The work done in lifting a body of mass ‘m’ to a height equal to the radius of earth is

Solution:

We have from concept gravitational P.E. $U=\frac{-GMm}{r}$ using this we can

get

Method – I:

${\text{P.E}}_i={\text{U}}_i=-\frac{\text{GMm}}{\text{R}}$ (On the surface of earth)

${\text{P.E}}_f={\text{U}}_f=-\frac{\text{GMm}}{\text{2R}}$ (Certain height from the surface of earth)
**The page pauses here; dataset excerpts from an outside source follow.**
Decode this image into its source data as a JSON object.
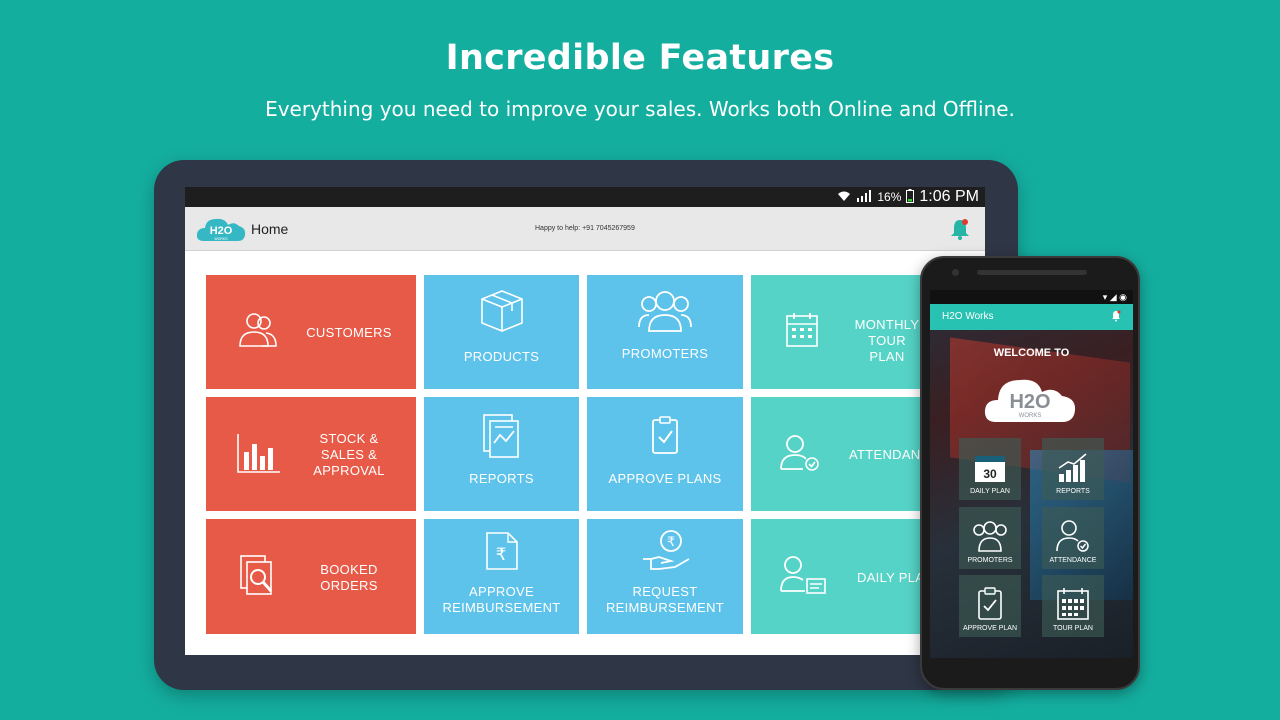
{
  "hero": {
    "title": "Incredible Features",
    "subtitle": "Everything you need to improve your sales. Works both Online and Offline."
  },
  "tablet": {
    "status": {
      "battery": "16%",
      "time": "1:06 PM"
    },
    "appbar": {
      "logo_text": "H2O",
      "logo_sub": "WORKS",
      "title": "Home",
      "help": "Happy to help: +91 7045267959"
    },
    "tiles": {
      "customers": "CUSTOMERS",
      "stock": "STOCK &\nSALES &\nAPPROVAL",
      "booked": "BOOKED\nORDERS",
      "products": "PRODUCTS",
      "reports": "REPORTS",
      "approve_reimb": "APPROVE\nREIMBURSEMENT",
      "promoters": "PROMOTERS",
      "approve_plans": "APPROVE PLANS",
      "request_reimb": "REQUEST\nREIMBURSEMENT",
      "monthly": "MONTHLY TOUR\nPLAN",
      "attendance": "ATTENDANCE",
      "daily": "DAILY PLAN"
    }
  },
  "phone": {
    "appbar_title": "H2O Works",
    "welcome": "WELCOME TO",
    "logo_text": "H2O",
    "logo_sub": "WORKS",
    "calendar_day": "30",
    "tiles": {
      "daily_plan": "DAILY PLAN",
      "reports": "REPORTS",
      "promoters": "PROMOTERS",
      "attendance": "ATTENDANCE",
      "approve_plan": "APPROVE PLAN",
      "tour_plan": "TOUR PLAN"
    }
  },
  "colors": {
    "background": "#14ae9f",
    "red": "#e85a48",
    "blue": "#5ec3ea",
    "teal": "#55d3c6",
    "appbar_teal": "#27c2b1"
  }
}
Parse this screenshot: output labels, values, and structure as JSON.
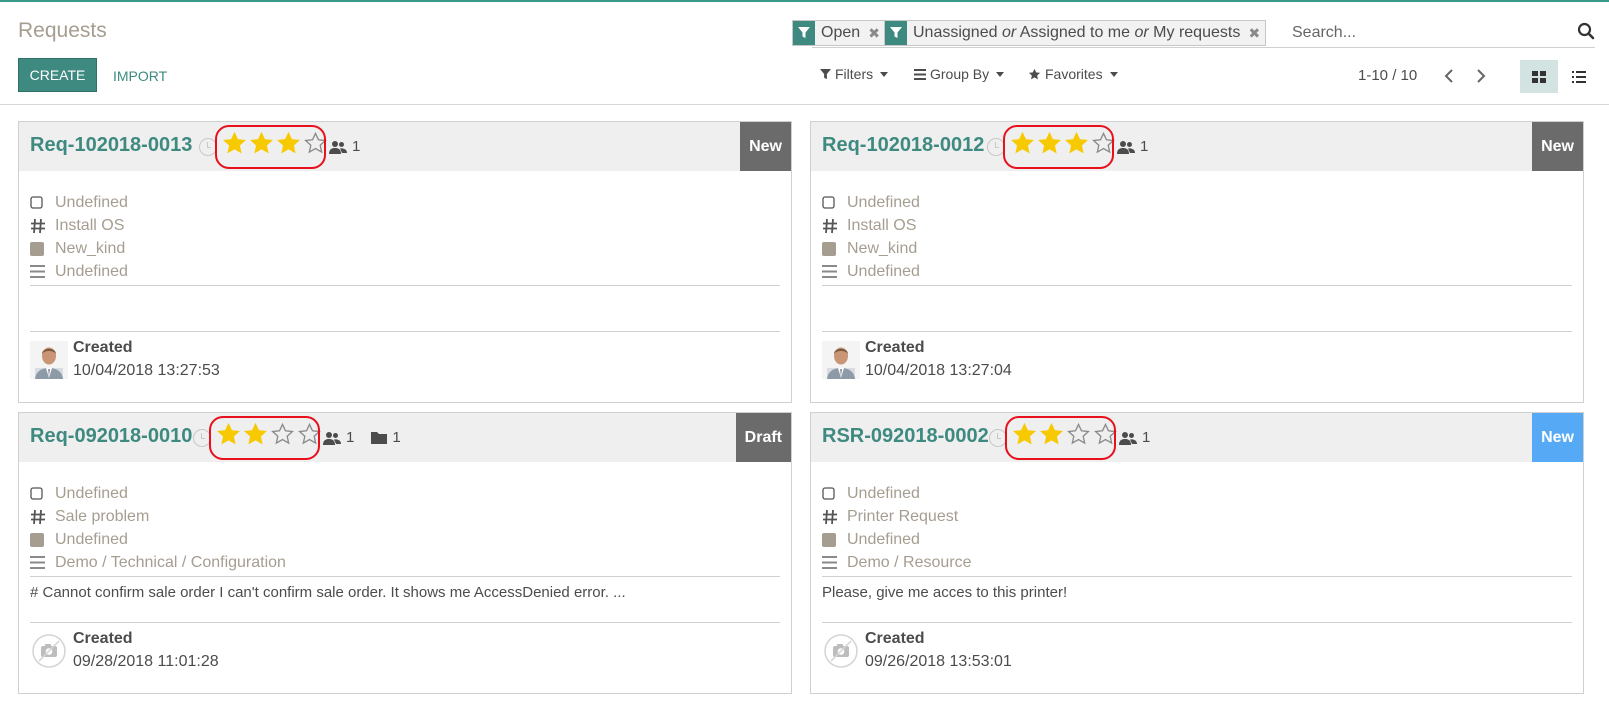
{
  "breadcrumb": "Requests",
  "buttons": {
    "create": "CREATE",
    "import": "IMPORT"
  },
  "search": {
    "facet_open": "Open",
    "facet_assign": {
      "a": "Unassigned",
      "or1": "or",
      "b": "Assigned to me",
      "or2": "or",
      "c": "My requests"
    },
    "placeholder": "Search..."
  },
  "menus": {
    "filters": "Filters",
    "group_by": "Group By",
    "favorites": "Favorites"
  },
  "pager": {
    "text": "1-10 / 10"
  },
  "colors": {
    "accent": "#3e8a80",
    "star_on": "#f7c900",
    "highlight": "#e8101c",
    "stage_gray": "#6b6b6b",
    "stage_blue": "#55a9f5"
  },
  "cards": [
    {
      "title": "Req-102018-0013",
      "stars": 3,
      "followers": "1",
      "docs": "",
      "stage": "New",
      "stage_color": "#6b6b6b",
      "fields": [
        "Undefined",
        "Install OS",
        "New_kind",
        "Undefined"
      ],
      "description": "",
      "created_label": "Created",
      "created_date": "10/04/2018 13:27:53",
      "avatar": "person-photo"
    },
    {
      "title": "Req-102018-0012",
      "stars": 3,
      "followers": "1",
      "docs": "",
      "stage": "New",
      "stage_color": "#6b6b6b",
      "fields": [
        "Undefined",
        "Install OS",
        "New_kind",
        "Undefined"
      ],
      "description": "",
      "created_label": "Created",
      "created_date": "10/04/2018 13:27:04",
      "avatar": "person-photo"
    },
    {
      "title": "Req-092018-0010",
      "stars": 2,
      "followers": "1",
      "docs": "1",
      "stage": "Draft",
      "stage_color": "#6b6b6b",
      "fields": [
        "Undefined",
        "Sale problem",
        "Undefined",
        "Demo / Technical / Configuration"
      ],
      "description": "# Cannot confirm sale order I can't confirm sale order. It shows me AccessDenied error. ...",
      "created_label": "Created",
      "created_date": "09/28/2018 11:01:28",
      "avatar": "camera-placeholder"
    },
    {
      "title": "RSR-092018-0002",
      "stars": 2,
      "followers": "1",
      "docs": "",
      "stage": "New",
      "stage_color": "#55a9f5",
      "fields": [
        "Undefined",
        "Printer Request",
        "Undefined",
        "Demo / Resource"
      ],
      "description": "Please, give me acces to this printer!",
      "created_label": "Created",
      "created_date": "09/26/2018 13:53:01",
      "avatar": "camera-placeholder"
    }
  ]
}
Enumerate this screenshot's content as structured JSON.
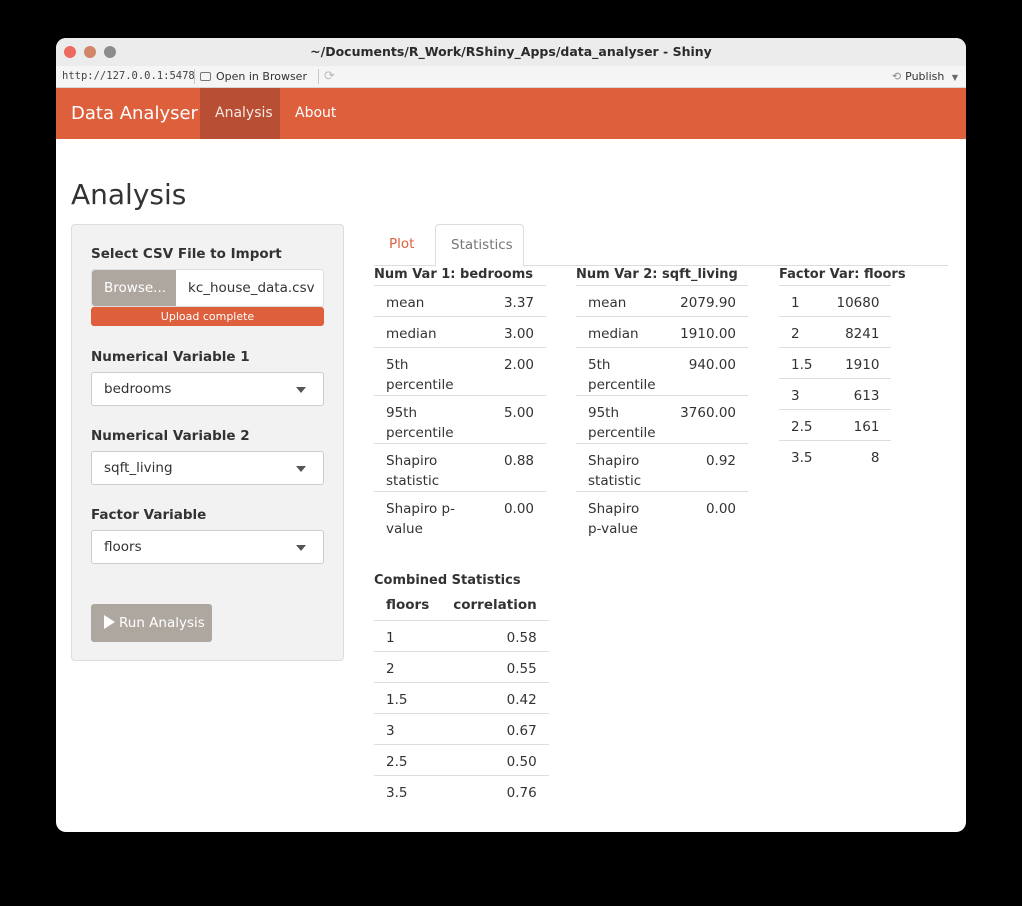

W =  Gain in P.E. =${\text{U}}_i-(-{\text{U}}_f)=U_i-U_f$   

  $=GMm[\frac{1}{r_1}-\frac{1}{r_2}]$                                          

$=GMm[\frac{1}{R}-\frac{1}{2R}]$ $=\frac{GMm}{2R}(\because g=\frac{GM}{R^2})$    

$=\frac{{\text{gR}}^{\text{2}}\text{m}}{\text{2R}}=\text{mg}\frac{\text{R}}{\text{2}}$                                                          

Method – II:

we know change in P.E

$\text{W}=\Delta \text{P.E}=\frac{\text{mgh}}{1+\text{h/R}}$

$=\frac{\text{mgR}}{\text{2}}(\because \text{h}=\text{R})$

So option (a) is correct conclusion.